Merecem ser destacados alguns aspectos envolvidos nessa discussão, que apenas analiticamente podem ser vistos de forma isolada, uma vez que mantêm entre si relações de recíproca determinação e influência.

 

Tempo, indivíduo e modernidade

Não se pode esquecer, os seres humanos são constituídos pela sociedade onde se inserem. A importância desse vínculo é ressaltada na teoria social pela indicação de que a sociedade "fabrica" aqueles que dela participam conformes às significações que a caracterizam, dando-lhe — e a eles — uma identidade. Somente no momento histórico em que as noções de progresso, razão, produção e acumulação adquirem tanta ênfase é que se pode perceber o aparecimento da idéia de que são indivíduos isolados, independentes de seu grupo familiar ou de localidade, os que constroem o mundo.

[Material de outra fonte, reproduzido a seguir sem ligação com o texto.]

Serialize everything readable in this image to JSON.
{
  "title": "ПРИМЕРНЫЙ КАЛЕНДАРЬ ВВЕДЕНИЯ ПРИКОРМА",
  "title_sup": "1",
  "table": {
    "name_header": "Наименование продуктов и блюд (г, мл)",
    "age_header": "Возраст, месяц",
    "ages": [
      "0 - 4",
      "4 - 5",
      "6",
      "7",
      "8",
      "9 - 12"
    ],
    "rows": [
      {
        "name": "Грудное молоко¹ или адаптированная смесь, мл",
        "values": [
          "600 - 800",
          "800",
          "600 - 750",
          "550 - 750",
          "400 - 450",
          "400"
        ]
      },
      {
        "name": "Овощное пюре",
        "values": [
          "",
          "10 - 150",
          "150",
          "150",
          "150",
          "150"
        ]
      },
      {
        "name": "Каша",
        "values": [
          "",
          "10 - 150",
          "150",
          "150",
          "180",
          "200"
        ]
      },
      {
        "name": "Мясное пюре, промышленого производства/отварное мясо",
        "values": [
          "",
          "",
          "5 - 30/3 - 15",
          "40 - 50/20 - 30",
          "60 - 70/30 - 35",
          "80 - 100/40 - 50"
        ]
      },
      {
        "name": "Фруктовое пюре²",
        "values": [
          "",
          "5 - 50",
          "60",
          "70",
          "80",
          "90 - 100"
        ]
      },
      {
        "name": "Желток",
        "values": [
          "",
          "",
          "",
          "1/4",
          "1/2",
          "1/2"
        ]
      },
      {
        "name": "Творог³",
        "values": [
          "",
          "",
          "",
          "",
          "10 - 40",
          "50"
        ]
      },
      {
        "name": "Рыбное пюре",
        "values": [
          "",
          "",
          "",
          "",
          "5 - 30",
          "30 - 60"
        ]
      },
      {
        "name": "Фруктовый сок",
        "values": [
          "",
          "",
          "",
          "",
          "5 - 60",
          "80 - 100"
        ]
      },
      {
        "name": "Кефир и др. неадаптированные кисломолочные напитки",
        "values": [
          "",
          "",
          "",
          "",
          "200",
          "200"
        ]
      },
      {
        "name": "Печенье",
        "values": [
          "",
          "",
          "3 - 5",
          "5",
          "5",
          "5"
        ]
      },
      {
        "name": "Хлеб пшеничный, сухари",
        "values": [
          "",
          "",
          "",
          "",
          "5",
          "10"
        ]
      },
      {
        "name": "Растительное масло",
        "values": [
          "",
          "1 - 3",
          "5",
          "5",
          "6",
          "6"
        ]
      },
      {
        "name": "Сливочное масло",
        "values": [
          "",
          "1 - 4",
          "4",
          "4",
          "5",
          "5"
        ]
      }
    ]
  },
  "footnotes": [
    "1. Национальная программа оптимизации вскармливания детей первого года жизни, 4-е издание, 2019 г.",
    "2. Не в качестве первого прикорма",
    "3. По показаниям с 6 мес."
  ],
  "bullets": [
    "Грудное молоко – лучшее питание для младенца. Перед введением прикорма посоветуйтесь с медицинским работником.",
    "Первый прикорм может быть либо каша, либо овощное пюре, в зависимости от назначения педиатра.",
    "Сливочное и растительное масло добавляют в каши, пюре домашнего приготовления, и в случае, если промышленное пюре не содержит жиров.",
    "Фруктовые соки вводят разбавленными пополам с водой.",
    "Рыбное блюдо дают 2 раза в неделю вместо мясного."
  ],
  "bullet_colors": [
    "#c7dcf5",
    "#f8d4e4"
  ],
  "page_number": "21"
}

A concepção de indivíduo é, assim, contemporânea do mesmo processo que fez emergir a dupla significação acima apontada. Ao mesmo tempo que supõe a competência humana para delinear projetos de vida, essa noção sugere capacidade de auto-controle e de auto-regulação. Refere-se a alguém cujas potencialidades não estão impedidas de realização por quaisquer espécies de vínculos com o passado, alguém capaz de construir uma história pessoal, independente do grupo ao qual pertença. Ao mesmo tempo, aponta para a possibilidade de auto-constituição e de projeção de um futuro, o que requer a crença de que inexiste, para a vida humana, qualquer predeterminação. O que está implícito nesta forma de conceber é que a vida de cada um é sua propriedade e o ser humano será aquilo que fizer de si próprio.

Quando se fala de individualidade, está implícita, portanto, a possibilidade de auto-reflexão, de crítica, de liberdade. Nesse sentido, o traçado da vida do indivíduo é, ao menos em parte, eleição. Seu destino não está fora dele, não é determinado externamente: é seu destino, no sentido forte. Como conseqüência, a realização individual exige que cada pessoa deixe marcas de sua passagem, marcas estas que caracterizarão a plenitude ou o vazio de uma existência.

A forma histórica de sociabilidade que emergiu no período moderno e que possibilitou o surgimento do conceito de indivíduo livre, bem como sua existência empírica, concretizou também a vigência de uma nova noção de tempo. Não mais o tempo circular, mas o tempo linear, percebido como fluxo mensurável, divisível, homogêneo, uniforme, aritmetizado; também, tempo progressivo, de acumulação, de racionalização, de conquista da natureza, vivido como sendo de crescimento ilimitado, de aproximação cada vez maior de um saber exato total (Castoriadis, 1982, p.244).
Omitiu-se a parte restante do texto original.